Geldpolitik stützt Konjunktur Das sagen Finanzprofis zum EZB-Entscheid
Reinhold von Eben-Worlée, Präsident des Verbands Die Familienunternehmer
„Wenn Mario Draghi in wenigen Wochen die EZB verlässt, schließt sich ein unrühmliches Kapitel der EZB. Die Europäische Geldpolitik hat in seiner Ägide ihre politische Neutralität aufgegeben.

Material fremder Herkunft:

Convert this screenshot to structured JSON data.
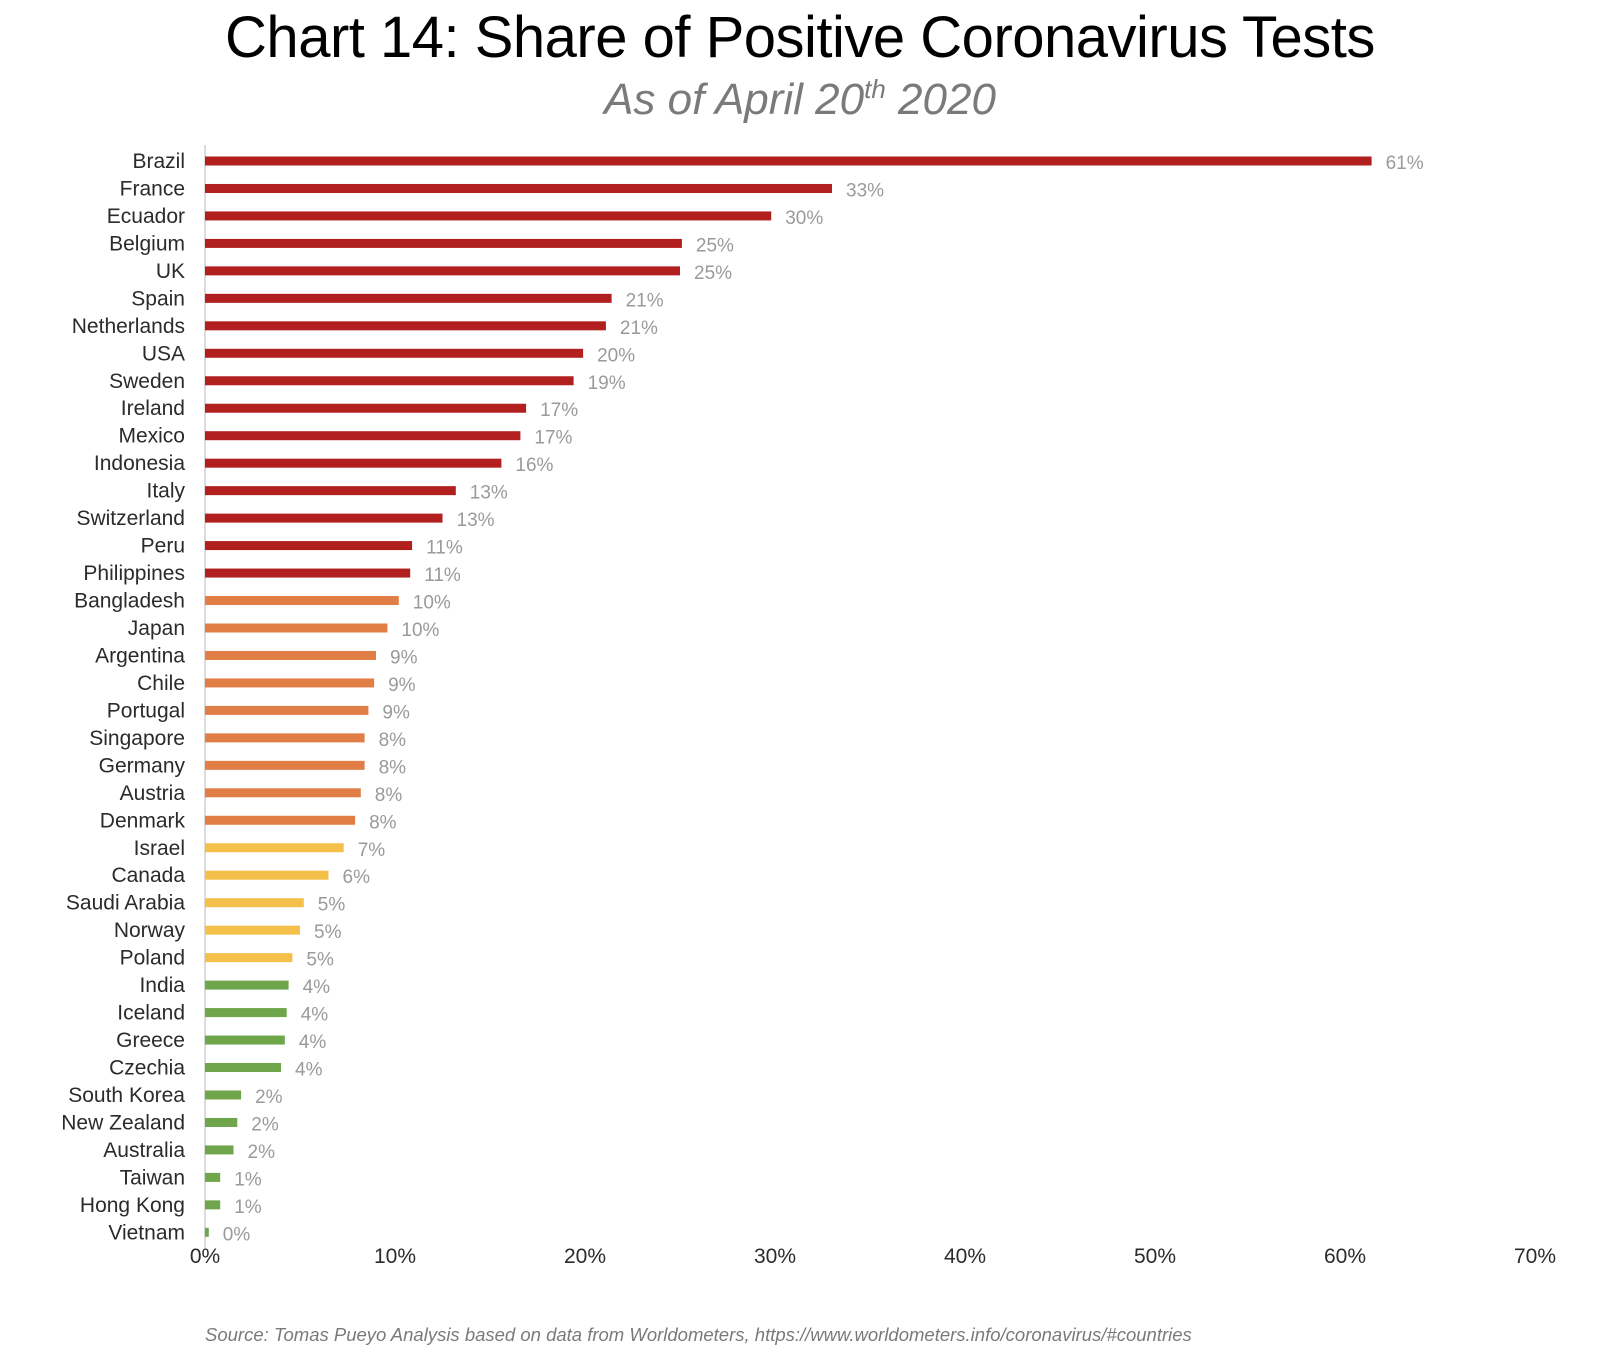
{
  "title": "Chart 14: Share of Positive Coronavirus Tests",
  "subtitle": {
    "prefix": "As of April 20",
    "superscript": "th",
    "suffix": " 2020"
  },
  "source": "Source: Tomas Pueyo Analysis based on data from Worldometers, https://www.worldometers.info/coronavirus/#countries",
  "colors": {
    "red": "#b11f1f",
    "orange": "#e07e45",
    "yellow": "#f5c04a",
    "green": "#6fa54b",
    "label": "#2b2b2b",
    "value_label": "#9a9a9a",
    "axis": "#d0d0d0"
  },
  "chart_data": {
    "type": "bar",
    "orientation": "horizontal",
    "xlim": [
      0,
      0.7
    ],
    "x_ticks": [
      "0%",
      "10%",
      "20%",
      "30%",
      "40%",
      "50%",
      "60%",
      "70%"
    ],
    "grid": false,
    "categories": [
      "Brazil",
      "France",
      "Ecuador",
      "Belgium",
      "UK",
      "Spain",
      "Netherlands",
      "USA",
      "Sweden",
      "Ireland",
      "Mexico",
      "Indonesia",
      "Italy",
      "Switzerland",
      "Peru",
      "Philippines",
      "Bangladesh",
      "Japan",
      "Argentina",
      "Chile",
      "Portugal",
      "Singapore",
      "Germany",
      "Austria",
      "Denmark",
      "Israel",
      "Canada",
      "Saudi Arabia",
      "Norway",
      "Poland",
      "India",
      "Iceland",
      "Greece",
      "Czechia",
      "South Korea",
      "New Zealand",
      "Australia",
      "Taiwan",
      "Hong Kong",
      "Vietnam"
    ],
    "values": [
      0.614,
      0.33,
      0.298,
      0.251,
      0.25,
      0.214,
      0.211,
      0.199,
      0.194,
      0.169,
      0.166,
      0.156,
      0.132,
      0.125,
      0.109,
      0.108,
      0.102,
      0.096,
      0.09,
      0.089,
      0.086,
      0.084,
      0.084,
      0.082,
      0.079,
      0.073,
      0.065,
      0.052,
      0.05,
      0.046,
      0.044,
      0.043,
      0.042,
      0.04,
      0.019,
      0.017,
      0.015,
      0.008,
      0.008,
      0.002
    ],
    "value_labels": [
      "61%",
      "33%",
      "30%",
      "25%",
      "25%",
      "21%",
      "21%",
      "20%",
      "19%",
      "17%",
      "17%",
      "16%",
      "13%",
      "13%",
      "11%",
      "11%",
      "10%",
      "10%",
      "9%",
      "9%",
      "9%",
      "8%",
      "8%",
      "8%",
      "8%",
      "7%",
      "6%",
      "5%",
      "5%",
      "5%",
      "4%",
      "4%",
      "4%",
      "4%",
      "2%",
      "2%",
      "2%",
      "1%",
      "1%",
      "0%"
    ],
    "bar_colors": [
      "red",
      "red",
      "red",
      "red",
      "red",
      "red",
      "red",
      "red",
      "red",
      "red",
      "red",
      "red",
      "red",
      "red",
      "red",
      "red",
      "orange",
      "orange",
      "orange",
      "orange",
      "orange",
      "orange",
      "orange",
      "orange",
      "orange",
      "yellow",
      "yellow",
      "yellow",
      "yellow",
      "yellow",
      "green",
      "green",
      "green",
      "green",
      "green",
      "green",
      "green",
      "green",
      "green",
      "green"
    ]
  }
}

Mit dem erneuten Kauf von Staatsanleihen betreibt die EZB Staatsfinanzierung par excellence. Dadurch hat sie die Abhängigkeiten und Risiken von Banken und Staaten massiv in die Höhe getrieben. Die Anleihekäufe haben zu schweren Verwerfungen geführt und gehören beendet. Diese Staatsfinanzierung durch die EZB muss aufhören.
Das Gelddoping für einen konjunkturellen Aufschwung und gegen die aufkeimende Rezession in der Euro-Zone schafft besondere Wettbewerbsvorteile für große Unternehmen. Für viele Mittelständler aber ist dies zum Nachteil.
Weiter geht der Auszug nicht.